Sissel Mutale Bergh

Tjaetsie (filmstill) 
By Sissel Mutale Bergh. Screened in the film program during our second edition in 2018. 
Photo by Sissel Mutale Bergh.
Tjaetsie (filmstill) By Sissel Mutale Bergh. Screened in the film program during our second edition in 2018. Photo by Sissel Mutale Bergh.

SISSEL M. BERGH
Ålggo lánnda
Performance, screening, and artist talk

In 2015, Sissel M. Bergh initiated a five-year experimental documentary film project titled knowhowknow that collects traces of Sámi culture along the coast of Møre and Trøndelag, around the city of Trondheim. For Rugged, weathered, above the sea, Bergh infiltrates the ship’s speaker system and, as we sail down the coast, enumerates the Sámi names and forgotten memories of the places seen from the boat.

Sissel M. Bergh also presents Tjaetsie (2017), a poetical video collage exploring the human-ocean relationship accompanied by music composed by Norwegian vocalist Maja Ratkje. The screening is followed by a conversation between the artist and Amsterdam-based art historian and curator Arnisa Zeqo.

Sissel M. Bergh is presented by the Sami Center for Contemporary Art and Director Kristoffer Dolmen.

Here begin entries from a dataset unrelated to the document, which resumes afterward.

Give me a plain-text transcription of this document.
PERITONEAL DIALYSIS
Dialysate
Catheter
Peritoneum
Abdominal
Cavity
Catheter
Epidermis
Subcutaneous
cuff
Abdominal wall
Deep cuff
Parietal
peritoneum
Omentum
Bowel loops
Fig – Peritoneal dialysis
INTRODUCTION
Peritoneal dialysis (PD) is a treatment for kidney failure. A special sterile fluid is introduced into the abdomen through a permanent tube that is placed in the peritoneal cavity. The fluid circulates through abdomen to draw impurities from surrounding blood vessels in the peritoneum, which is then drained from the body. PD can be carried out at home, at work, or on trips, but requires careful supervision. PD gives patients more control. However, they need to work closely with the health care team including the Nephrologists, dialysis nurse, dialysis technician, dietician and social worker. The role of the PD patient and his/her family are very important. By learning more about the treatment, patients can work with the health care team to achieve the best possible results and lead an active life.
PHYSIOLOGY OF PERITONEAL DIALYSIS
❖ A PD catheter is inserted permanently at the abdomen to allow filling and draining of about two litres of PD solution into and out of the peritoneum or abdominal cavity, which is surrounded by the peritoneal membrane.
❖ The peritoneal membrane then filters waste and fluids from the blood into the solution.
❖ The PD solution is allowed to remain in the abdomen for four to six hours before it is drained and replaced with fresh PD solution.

Sissel M. Bergh (b. 1974) studied at the National Academy of Fine Arts in Oslo and the University of Technology in Durban in South Africa. She has lived and worked in Lusaka, Zambia, and is now based in Trondheim, Norway. Bergh’s work often seeks to reveal how South Sámi history has been erased and how it may become visible again. Bergh uses films, objects, painting and drawing as investigatory tools to delve into concepts such as land, memory, power, and magic. Bergh has shown her work nationally and internationally, and recent exhibitions include Something Moves Slowly into a Different Direction at Kunsthall Trondheim in 2017 and Okside rïhpesieh (Doors Opening) at Sámi Dáiddáguovdas in Karasjok in 2018.

Arnisa Zeqo participated in an artist talk with Bergh, and is an art historian, curator, and educator based in Amsterdam. She was recently (2015-2017) working for documenta 14 in Athens and Kassel, responsible for the education programs in Athens and initiator of the Society of Friends of Ulises Carrion within the Parliament of Bodies. Zeqo was the Mondriaan Fellow at the American Academy in Rome in fall 2017 and curator in residence at Center for Curatorial Studies Bard College in 2015. In Athens she was a guest lecturer at the Athens School of Fine Arts (2016-17). Her work is embedded into artistic practices dealing with performance, fiction, stories of art, and education. A recent terminology that she is co-developing centers on the “conceptual body” and the intersections between performance and conceptual art. She co-founded rongwrong, a space for art and theory in Amsterdam in 2011. Since 2015 she is an advisor for the Mondriaan Fonds.